Tegenwerping (Romeinen verwijderden lijk):
De Romeinen, die niet wisten dat de Joden niet aan bedevaarten deden, kunnen het lijk weggenomen hebben om te voorkomen dat het een locus van (opstandige) verering zou worden. (En een eeuw later waren er wel bedevaarten, dus mogelijk waren die tijdens het bewind van Pilatus ook al begonnen.)
Antwoord:
Die veronderstelling kent nogal wat bezwaren:
  1. Zij is in strijd met de wacht die juist geplaatst was om te voorkomen dat het lichaam weggenomen zou worden.
  2. Ze is evenzeer in strijd met de toestemming die Pontius Pilatus aan Jozef van Arimathea gaf. Natuurlijk het zou mogelijk zijn dat Pilatus zich de gevolgen pas later zou realiseren, maar dat is onwaarschijnlijk gezien de vele eerdere messias­claims.
  3. Pilatus was gewaarschuwd voor de gevolgen als het lichaam zou verdwijnen (Mattheüs 27:64), dus hij had er alle belang bij dat te voorkomen.
  4. De Romeinen zouden dit zeker niet geheim hebben gehouden: hun strafsysteem was gebaseerd op openbaarheid en afschrikking. Een publieke lijk­verbranding, of andere vernietiging, van het lichaam zou dan in de lijn hebben gelegen.
  5. Pilatus zou niet gauw een Joods graf schennen, gezien de penibele politieke situatie waarin hij zich bevond. Evenmin zou hij een Sanhedrinlid schofferen door een door hem toegestane begrafenis achter zijn rug ongedaan te maken. Hij zou dat wellicht doen als hij de overige Joodse leiders daarmee kon plezieren, maar in dat geval zouden die het hebben geweten en bekend gemaakt. Die leiders zouden dan niet het sprookje dat de discipelen het lijk hadden gestolen de wereld in gestuurd hebben.

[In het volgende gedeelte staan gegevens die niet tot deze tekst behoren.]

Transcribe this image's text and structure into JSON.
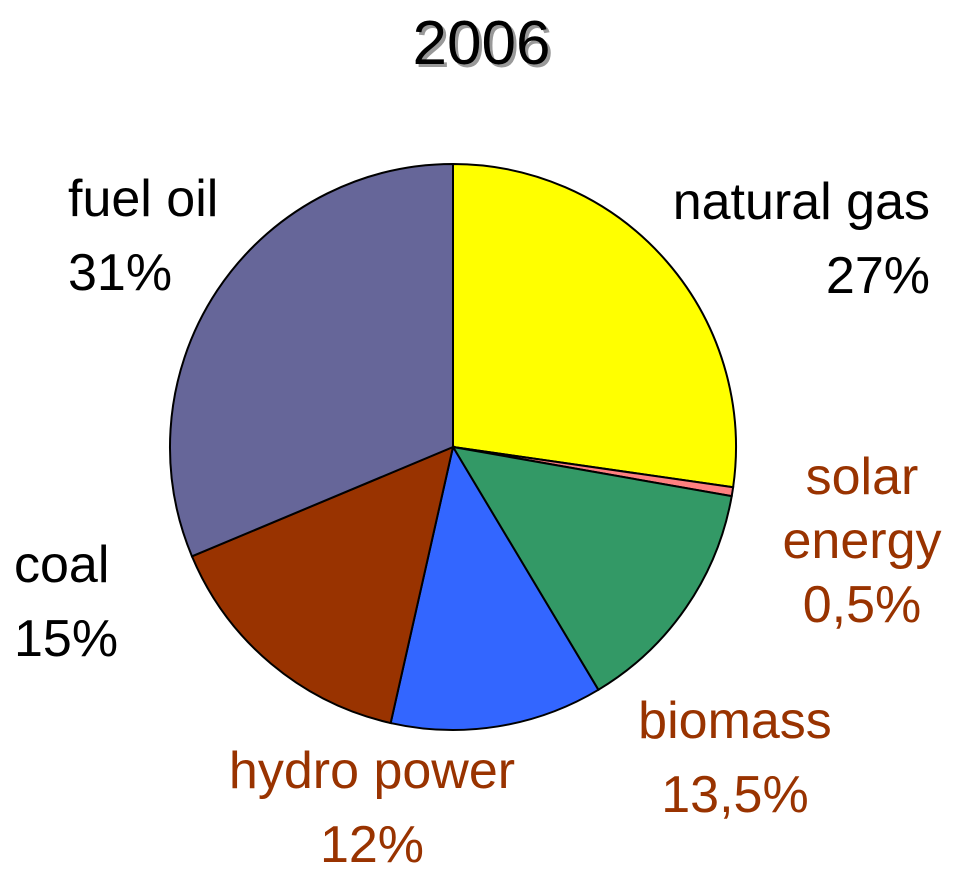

  6. Al zou hij de Joodse machthebbers niet van te voren ingelicht hebben, via hun goede connecties met de Romeinen zouden die de waarheid al gauw achteraf van Pilatus gehoord, en rondgebazuind hebben (bijvoorbeeld toen Paulus Handelingen 23:6 of Handelingen 24:21 uitsprak).
  7. De Romeinen waren meesters in bureaucratie — en in het archiveren van kopieën van documenten. Als iets dergelijks gebeurd zou zijn zou het in de Acten van Pilatus zijn opgetekend, en zou Paulus ronduit zijn uitgelachen telkens wanneer hij tegenover Romeinse hoogwaardigheidsbekleders over de opstanding begon.
    • Dit deed hij gedurende twee jaar bij Marcus Antonius Felix en diens vrouw Drusilla (Handelingen 24:24-27) — en Drusilla, was Jodin, en de dochter van Herodes Agrippa I, dus zeker goed geplaatst om de verhalen te kennen.
    • Ook sprak hij hierover met Porcius Festus (Handelingen 25:19) en met Herodes Agrippa II en Julia Berenice van Cicilië, de oudere broer en zuster van Drusilla (Handelingen 26:23) — Agrippa was zeer goed van de situatie op de hoogte (Handelingen 26:2, Handelingen 26:26).
    • En zeker later, tijdens zijn berechting in Rome, zou dit feit op zijn gekomen, en vandaar in de wereld bekend zijn geworden.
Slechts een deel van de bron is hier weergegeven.